As operações de lítio em rocha dura em grande escala enfrentam uma pressão crescente para equilibrar produtividade, estabilidade operacional e eficiência de recursos, à medida que os projetos continuam a se expandir e os corpos minerais se tornam mais complexos.
Na unidade Pilgangoora da PLS, na Austrália Ocidental, o projeto P1000 marca um passo importante nessa evolução. Ampliando a produção alcançada pelo projeto anterior – P680, a operação também integrou a classificação de minério em grande escala baseada em sensores ao seu fluxograma de processo, assegurando uma gestão aprimorada da variabilidade geológica do minério em toda a operação. “Esse projeto nos permitiu não só aumentar nossa taxa de produção para um milhão de toneladas por ano, mas também explorar todo o potencial do corpo de minério”, explica Chris Luke, chefe de operações da PLS.
O circuito de classificação utilizado pela empresa é o da Tomra Mining, especializada em projeto e fabricação de tecnologias de classificação para indústrias de mineração e processamento de minerais. Hoje, a instalação em funcionamento na PLS é a maior operação de classificação de minério de lítio do mundo, com capacidade superior a 1.000 tph. Segundo Luke, essa capacidade dá robustez e confiabilidade ao modelo operacional da unidade e confirmou a classificação por sensores como uma solução viável em escala industrial.

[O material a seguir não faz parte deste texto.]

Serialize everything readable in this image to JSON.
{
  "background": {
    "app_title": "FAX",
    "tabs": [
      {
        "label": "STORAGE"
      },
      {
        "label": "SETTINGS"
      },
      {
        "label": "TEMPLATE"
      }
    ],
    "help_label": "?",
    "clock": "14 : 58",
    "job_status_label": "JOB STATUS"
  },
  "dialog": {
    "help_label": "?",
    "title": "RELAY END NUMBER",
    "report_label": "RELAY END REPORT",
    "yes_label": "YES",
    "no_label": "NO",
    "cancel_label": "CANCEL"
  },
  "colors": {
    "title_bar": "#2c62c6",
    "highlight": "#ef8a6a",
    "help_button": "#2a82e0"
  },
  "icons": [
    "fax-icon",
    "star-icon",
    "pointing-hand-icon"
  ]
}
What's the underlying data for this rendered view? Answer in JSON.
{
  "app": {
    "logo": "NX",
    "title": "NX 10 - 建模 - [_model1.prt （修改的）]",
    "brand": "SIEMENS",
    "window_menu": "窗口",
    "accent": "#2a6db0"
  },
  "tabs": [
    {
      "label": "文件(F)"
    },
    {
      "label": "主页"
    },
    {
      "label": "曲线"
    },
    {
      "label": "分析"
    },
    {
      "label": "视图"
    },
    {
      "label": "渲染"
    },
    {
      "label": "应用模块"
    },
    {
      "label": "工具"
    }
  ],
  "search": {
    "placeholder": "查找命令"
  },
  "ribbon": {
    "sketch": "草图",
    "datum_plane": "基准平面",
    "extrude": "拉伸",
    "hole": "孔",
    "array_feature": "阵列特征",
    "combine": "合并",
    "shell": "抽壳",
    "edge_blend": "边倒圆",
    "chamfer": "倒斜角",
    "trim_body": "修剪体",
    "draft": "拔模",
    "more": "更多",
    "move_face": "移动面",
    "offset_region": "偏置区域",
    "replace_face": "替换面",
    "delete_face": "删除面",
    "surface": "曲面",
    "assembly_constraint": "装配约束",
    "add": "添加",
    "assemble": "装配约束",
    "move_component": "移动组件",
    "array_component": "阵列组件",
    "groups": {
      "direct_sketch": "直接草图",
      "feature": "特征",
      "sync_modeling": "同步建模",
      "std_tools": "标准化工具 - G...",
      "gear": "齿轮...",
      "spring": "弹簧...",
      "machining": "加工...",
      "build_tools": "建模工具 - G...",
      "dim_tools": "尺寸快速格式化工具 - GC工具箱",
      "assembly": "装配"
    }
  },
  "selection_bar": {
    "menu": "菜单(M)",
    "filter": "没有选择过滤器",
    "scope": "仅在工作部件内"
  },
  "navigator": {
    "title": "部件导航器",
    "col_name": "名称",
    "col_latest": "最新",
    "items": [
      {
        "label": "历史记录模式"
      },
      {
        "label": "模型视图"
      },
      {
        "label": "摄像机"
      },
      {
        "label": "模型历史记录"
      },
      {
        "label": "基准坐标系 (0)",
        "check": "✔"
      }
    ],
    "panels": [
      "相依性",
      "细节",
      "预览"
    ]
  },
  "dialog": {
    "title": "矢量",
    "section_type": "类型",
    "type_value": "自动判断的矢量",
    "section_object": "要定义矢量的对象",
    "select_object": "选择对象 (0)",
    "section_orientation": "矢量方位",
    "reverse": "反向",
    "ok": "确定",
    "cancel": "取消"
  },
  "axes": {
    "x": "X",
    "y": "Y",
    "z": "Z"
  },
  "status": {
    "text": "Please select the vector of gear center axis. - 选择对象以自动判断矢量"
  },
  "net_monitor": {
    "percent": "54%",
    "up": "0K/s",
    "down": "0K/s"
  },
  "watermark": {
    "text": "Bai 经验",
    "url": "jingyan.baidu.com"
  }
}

O gerenciamento da variabilidade geológica continua sendo um dos principais desafios operacionais no processamento de lítio em rocha dura, afetando diretamente o comportamento da alimentação, a estabilidade da planta e o desempenho da recuperação nas etapas posteriores. Em Pilgangoora, com o circuito da Tomra, essa variabilidade é gerenciada dentro do circuito de britagem, com a remoção do material estéril e contaminantes antes que o minério chegue às etapas posteriores do beneficiamento.

“Do ponto de vista metalúrgico, a integração da classificação de minério na planta de britagem e classificação mudou fundamentalmente a forma como a planta de britagem opera”, explica Pierre Bille, superintendente de Serviços Técnicos de Processamento da PLS. “Ao remover rejeitos e contaminantes antecipadamente, os ore sorters fornecem alimentações muito mais consistentes e previsíveis para a planta úmida subsequente.” A redução da quantidade de estéril que entra no processamento a jusante também ajuda a evitar o consumo desnecessário de energia, água e reagentes, apoiando tanto a eficiência operacional quanto objetivos mais amplos de sustentabilidade.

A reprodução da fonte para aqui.